Saturday, December 31, 2011

One More Bit Of Evidence That Eric Holder Is Just Plain Stupid

He's suing South Carolina for implementing a voter ID law that the Supreme Court has already upheld twice in two other states.
Interestingly, this is almost identical to Indiana, which has a provision for free state IDs but only for the purpose of voting.  They require the same documents to get the state ID, and charge between $5 to $12, depending on which county the birth record resides.  Why is Indiana important?  Because the Supreme Court approved an identical photo-ID voting requirement in Indiana in 2008, not to mention one in Georgia, also covered by Section 5, in 2005:
The 1965 Voting Rights Act was created to combat the systematic disenfranchisement of minorities, especially in Southern states with a history of discrimination. But the Justice position is a lead zeppelin, contradicting both the Supreme Court and the Department’s own precedent. In 2005, Justice approved a Georgia law with the same provisions and protections of the one Mr. Holder nixed for South Carolina. In 2008, the Supreme Court ruled 6-3 in Crawford v. Marion County Election Board that an Indiana law requiring photo ID did not present an undue burden on voters.
In a later case, this one involving Holder, the Court declined to make a decision about Section 5 of the Voting Rights Act, although they did note the “substantial federalism costs” of interfering in the law-making ability of a subset of states decades after the voting-rights issues have been settled.  But that’s not all they said on the matter to Holder:
A second case offers a further glimpse into the High Court’s perspective on the modern use of Section 5. In 2009′sNorthwest Austin Municipal Utility District v. Holder, the Court declined to decide the question of the constitutionality of Section 5, writing that while it imposes “substantial federalism costs,” the “importance of the question does not justify our rushing to decide it.” But the Justices didn’t stop there.
They also cast real doubt on the long-term viability of the law, noting in an 8-1 decision by Chief Justice John Roberts that it “imposes current burdens and must be justified by current needs.” That such strong criticism was signed by even the Court’s liberals should concern Mr. Holder, who may eventually have to defend his South Carolina smackdown in court.

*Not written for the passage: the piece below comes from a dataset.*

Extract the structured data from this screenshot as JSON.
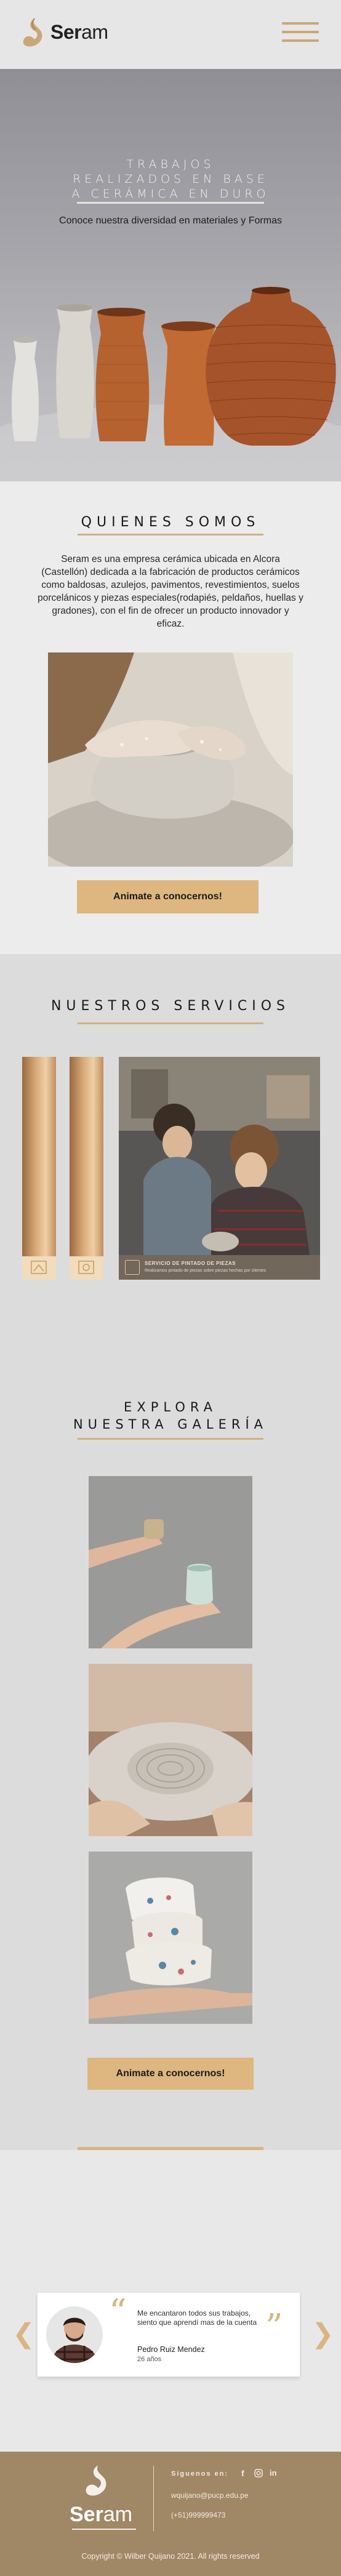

South Carolina Governor Nikki Haley tells us she “will absolutely sue” Justice over its denial of her state’s law and that challenge will go directly to federal district court in Washington, D.C. From there it may be appealed directly to the Supreme Court, which would have to consider whether South Carolina can be blocked from implementing a law identical to the one the High Court approved for Indiana, simply because South Carolina is a “covered” jurisdiction under the Voting Rights Act.